Долго неможилось ему. Река унесла тяжкие крыги, уже сплывало ледовое крошево. Ребятишки с лодки прыгали в воду, вылазили дикошарые. Его трясло лишь при виде остро-синей вешней воды.
Разнагишался — от шеи до пят посинел под цвет рубахи так, что показалось, будто и не раздевался. Бултых с лодки в воду. Перехватило дух. Но он махал руками, плыл, будто по ножам полз — резало грудь. Телесный испуг вышиб лихоманку, и тогда он задумался о благе духовных потрясений.
— А ведь смерть отца была попроще. Но я не принял ту простую. И вообще: иногда вижу только действительность зримую, а иной раз что-то еще, кроме видимого.
Так и пошел по жизни сдвоенной (от отца и матери) душой, со сдвоенным зрением. Одним видел всамделишное, но другим (очень редко) как бы прозревал то, чего вроде бы и не было, но могло быть непременно. Вроде всемирного согласия и любви. А может, оно и есть, и свершается ежечасно где-то за спиной, за внешней видимостью? Ведь не подлежит сомнению: две души минимально у самой простейшей живой организации — одна дневная, другая ночная. А в человеке, можно предположить, душ — как пчел в улье. Иначе как же он может вообразить себя (пусть на секунду!) одновременно в разных формах существования, скажем, воробьем или даже мухой.

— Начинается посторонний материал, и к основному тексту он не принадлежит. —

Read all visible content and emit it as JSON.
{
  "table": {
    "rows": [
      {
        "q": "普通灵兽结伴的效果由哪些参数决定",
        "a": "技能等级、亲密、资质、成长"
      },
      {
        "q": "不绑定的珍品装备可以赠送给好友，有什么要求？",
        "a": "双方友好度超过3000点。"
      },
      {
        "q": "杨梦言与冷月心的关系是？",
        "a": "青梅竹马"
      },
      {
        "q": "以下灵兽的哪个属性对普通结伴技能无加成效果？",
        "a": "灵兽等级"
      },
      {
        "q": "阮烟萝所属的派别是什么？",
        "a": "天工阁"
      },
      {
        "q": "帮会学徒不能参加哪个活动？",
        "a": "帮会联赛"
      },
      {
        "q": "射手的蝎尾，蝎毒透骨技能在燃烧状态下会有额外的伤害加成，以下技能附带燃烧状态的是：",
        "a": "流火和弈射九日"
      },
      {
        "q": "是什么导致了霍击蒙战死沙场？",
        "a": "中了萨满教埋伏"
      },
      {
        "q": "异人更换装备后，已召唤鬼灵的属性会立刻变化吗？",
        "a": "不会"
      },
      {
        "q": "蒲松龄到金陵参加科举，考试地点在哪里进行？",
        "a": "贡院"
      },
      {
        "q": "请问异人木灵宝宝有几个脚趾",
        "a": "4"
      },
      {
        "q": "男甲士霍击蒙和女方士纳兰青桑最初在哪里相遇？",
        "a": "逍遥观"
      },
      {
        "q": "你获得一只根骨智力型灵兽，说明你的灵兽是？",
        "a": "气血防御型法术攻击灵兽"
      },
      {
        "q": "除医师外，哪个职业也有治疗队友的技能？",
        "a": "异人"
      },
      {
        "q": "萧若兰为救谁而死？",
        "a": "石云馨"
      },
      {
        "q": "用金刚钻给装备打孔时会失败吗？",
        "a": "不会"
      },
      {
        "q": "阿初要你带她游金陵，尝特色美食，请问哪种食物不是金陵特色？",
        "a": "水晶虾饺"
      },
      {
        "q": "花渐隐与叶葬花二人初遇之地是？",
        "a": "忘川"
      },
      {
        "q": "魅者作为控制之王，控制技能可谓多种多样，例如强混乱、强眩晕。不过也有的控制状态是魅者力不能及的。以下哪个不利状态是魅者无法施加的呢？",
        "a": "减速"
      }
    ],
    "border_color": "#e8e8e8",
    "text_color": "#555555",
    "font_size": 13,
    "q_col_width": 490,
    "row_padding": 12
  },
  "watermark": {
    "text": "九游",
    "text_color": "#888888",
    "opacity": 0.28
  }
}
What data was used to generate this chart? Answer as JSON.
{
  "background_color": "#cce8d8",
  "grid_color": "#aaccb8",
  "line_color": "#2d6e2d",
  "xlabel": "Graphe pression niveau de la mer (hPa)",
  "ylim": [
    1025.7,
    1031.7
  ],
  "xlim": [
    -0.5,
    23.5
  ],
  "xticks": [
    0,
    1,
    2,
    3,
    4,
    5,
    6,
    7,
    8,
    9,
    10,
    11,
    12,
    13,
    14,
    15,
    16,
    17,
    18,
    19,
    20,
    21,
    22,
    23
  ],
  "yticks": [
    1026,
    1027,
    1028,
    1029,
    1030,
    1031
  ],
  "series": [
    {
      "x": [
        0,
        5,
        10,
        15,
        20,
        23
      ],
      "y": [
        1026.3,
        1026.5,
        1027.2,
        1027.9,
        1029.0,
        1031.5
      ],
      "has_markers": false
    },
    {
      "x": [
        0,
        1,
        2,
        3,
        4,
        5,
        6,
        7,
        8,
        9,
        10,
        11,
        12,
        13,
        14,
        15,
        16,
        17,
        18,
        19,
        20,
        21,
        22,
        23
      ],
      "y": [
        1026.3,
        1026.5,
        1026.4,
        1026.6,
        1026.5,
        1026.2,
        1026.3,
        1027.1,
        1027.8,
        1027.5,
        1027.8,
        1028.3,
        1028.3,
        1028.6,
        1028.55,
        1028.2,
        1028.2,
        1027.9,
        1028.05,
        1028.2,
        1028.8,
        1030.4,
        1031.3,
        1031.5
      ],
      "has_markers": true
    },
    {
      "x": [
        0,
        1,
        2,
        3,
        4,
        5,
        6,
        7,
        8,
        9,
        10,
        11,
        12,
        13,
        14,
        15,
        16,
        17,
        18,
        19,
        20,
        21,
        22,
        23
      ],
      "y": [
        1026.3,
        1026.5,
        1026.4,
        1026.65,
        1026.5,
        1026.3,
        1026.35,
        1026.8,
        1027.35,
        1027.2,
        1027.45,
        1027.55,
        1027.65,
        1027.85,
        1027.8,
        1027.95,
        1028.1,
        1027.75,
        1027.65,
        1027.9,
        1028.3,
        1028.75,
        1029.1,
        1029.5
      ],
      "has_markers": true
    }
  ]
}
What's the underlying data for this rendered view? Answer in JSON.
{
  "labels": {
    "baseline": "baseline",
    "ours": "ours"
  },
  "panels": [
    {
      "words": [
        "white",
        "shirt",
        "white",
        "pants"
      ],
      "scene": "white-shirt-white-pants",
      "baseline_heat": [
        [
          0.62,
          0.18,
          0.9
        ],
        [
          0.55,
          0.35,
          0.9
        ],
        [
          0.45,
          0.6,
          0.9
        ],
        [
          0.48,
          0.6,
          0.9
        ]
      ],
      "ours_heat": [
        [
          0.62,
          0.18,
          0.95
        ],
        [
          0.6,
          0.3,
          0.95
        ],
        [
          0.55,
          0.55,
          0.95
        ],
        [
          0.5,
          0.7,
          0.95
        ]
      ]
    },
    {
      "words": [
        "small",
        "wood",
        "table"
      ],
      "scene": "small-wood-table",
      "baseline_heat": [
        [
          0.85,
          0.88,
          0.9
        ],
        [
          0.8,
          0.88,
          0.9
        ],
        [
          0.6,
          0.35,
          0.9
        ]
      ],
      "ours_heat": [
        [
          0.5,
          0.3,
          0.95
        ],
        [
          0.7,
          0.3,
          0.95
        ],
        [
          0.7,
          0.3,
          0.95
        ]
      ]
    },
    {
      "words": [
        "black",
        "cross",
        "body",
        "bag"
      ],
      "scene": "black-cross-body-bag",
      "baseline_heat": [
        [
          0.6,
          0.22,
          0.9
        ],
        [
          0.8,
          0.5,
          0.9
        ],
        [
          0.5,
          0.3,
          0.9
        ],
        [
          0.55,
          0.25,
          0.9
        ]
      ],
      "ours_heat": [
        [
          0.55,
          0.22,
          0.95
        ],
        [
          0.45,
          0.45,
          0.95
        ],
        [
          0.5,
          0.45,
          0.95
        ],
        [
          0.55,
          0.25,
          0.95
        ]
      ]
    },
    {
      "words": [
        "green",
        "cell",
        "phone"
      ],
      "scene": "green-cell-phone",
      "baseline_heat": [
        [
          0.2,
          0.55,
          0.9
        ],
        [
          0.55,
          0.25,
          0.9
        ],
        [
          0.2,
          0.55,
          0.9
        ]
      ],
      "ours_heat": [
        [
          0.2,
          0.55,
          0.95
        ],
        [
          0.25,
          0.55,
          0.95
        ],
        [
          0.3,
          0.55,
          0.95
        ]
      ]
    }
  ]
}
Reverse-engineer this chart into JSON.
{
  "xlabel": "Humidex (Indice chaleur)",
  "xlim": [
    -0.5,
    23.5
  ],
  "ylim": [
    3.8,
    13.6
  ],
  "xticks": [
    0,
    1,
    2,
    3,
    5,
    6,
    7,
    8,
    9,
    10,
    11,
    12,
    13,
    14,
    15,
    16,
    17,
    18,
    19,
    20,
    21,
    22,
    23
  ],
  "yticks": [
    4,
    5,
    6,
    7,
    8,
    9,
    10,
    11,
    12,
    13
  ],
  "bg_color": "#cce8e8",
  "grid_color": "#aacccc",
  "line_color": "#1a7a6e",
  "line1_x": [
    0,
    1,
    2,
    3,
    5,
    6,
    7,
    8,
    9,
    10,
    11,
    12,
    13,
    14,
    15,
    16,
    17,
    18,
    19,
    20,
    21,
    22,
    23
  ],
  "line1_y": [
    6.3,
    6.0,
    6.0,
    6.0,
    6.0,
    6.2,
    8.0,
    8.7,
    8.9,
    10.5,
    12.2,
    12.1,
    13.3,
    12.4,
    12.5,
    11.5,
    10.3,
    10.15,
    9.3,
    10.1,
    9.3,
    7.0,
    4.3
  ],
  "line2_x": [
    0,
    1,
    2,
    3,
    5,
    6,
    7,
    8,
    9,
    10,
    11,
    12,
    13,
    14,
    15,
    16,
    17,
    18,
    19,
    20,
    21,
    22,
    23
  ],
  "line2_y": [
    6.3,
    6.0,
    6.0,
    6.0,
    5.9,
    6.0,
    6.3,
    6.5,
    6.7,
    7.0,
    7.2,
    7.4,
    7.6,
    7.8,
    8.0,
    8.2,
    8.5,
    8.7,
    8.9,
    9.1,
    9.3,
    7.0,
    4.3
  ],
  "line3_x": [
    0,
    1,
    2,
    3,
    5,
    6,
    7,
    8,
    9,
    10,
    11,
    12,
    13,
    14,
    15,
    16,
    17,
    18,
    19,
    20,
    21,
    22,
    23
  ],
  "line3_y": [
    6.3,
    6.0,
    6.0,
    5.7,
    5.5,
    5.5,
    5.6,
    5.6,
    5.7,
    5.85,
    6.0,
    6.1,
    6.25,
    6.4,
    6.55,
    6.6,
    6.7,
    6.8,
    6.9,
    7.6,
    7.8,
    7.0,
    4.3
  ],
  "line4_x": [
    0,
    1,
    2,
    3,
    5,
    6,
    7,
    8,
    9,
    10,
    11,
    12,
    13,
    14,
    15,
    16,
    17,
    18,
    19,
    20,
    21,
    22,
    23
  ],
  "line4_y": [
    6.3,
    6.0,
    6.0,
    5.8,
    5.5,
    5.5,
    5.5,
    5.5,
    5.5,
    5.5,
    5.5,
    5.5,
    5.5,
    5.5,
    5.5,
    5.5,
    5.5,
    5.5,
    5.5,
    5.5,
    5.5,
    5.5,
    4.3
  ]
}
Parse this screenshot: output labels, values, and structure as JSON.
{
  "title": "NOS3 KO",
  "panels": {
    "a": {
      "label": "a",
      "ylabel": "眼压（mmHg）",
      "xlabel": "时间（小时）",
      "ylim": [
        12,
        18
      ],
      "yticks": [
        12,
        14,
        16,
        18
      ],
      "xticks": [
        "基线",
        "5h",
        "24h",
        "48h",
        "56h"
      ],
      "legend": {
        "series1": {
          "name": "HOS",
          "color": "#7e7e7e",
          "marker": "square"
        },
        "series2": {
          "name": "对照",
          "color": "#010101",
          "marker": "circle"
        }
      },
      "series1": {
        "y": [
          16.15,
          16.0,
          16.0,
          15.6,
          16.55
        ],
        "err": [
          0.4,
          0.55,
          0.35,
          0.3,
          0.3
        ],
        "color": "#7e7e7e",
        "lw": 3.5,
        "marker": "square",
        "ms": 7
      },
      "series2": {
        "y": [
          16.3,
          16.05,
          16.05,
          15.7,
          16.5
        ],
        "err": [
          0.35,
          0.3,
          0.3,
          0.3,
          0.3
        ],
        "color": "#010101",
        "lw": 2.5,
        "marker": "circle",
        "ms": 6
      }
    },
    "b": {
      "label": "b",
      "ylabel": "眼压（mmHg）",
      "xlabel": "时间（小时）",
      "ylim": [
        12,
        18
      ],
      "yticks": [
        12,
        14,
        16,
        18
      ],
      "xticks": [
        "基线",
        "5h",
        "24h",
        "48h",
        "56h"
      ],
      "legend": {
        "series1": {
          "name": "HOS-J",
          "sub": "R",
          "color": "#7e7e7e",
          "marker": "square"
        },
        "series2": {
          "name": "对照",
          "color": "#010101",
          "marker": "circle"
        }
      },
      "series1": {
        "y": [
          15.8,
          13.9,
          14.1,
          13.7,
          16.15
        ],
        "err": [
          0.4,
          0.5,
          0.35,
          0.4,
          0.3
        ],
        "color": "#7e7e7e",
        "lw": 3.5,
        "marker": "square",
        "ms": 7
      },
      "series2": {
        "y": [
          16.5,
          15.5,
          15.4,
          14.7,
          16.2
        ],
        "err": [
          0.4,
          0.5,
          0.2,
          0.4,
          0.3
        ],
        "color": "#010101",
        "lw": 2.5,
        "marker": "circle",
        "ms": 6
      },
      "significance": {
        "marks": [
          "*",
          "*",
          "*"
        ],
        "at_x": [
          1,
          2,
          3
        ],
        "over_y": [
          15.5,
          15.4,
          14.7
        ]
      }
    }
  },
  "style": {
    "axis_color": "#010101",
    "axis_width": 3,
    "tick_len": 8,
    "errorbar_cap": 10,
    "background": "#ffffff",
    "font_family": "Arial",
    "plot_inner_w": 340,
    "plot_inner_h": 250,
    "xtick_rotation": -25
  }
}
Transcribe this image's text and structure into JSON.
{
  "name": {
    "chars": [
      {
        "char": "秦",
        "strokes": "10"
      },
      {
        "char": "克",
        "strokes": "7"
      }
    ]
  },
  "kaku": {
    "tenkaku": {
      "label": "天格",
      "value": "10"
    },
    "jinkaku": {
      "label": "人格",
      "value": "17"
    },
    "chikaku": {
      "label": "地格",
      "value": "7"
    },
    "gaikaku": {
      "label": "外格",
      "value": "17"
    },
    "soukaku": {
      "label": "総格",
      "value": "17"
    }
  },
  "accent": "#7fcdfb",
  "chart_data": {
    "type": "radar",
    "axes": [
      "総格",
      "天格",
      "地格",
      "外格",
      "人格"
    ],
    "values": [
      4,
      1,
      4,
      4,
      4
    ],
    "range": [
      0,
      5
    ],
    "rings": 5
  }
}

— Истягин, вы хоть раз воображали себя мухой? — спросила Катерина Фирсовна.
— Да. Только не простой, а исторической, докучливо любопытной, вилась над раной Александра Македонского. А вот одна моя знакомая уверяла меня: до того ясно и живо вообразила Древний Египет, что почуяла благовония, какими надушили свои прекрасные тела жены фараонов.
Серафиме малость было неловко оттого, что Истягин не то чтобы чересчур заговаривался, а морочил честной народ, но остановить его не хотела, да и робела почему-то. Степан Светаев слушал внимательно.
А Истягин разглагольствовал, и светившиеся странным, жутковатым светом глаза его, кажется, никого не видели.
В человеке не одна душа, а много: расхожие домохозяйки смирные, склонные к покаянию; наглые — эти спаивают совесть крепкими настоями выдумки разных масштабов и оттенков: то мелкими целесообразностями (никто же не видел, блуди дальше!), то целесообразностями чуть ли не всемирного покроя. В такой плащ-придумку не один-два человека, а все человечество может завернуться, закрыв глаза на тайну своей судьбы.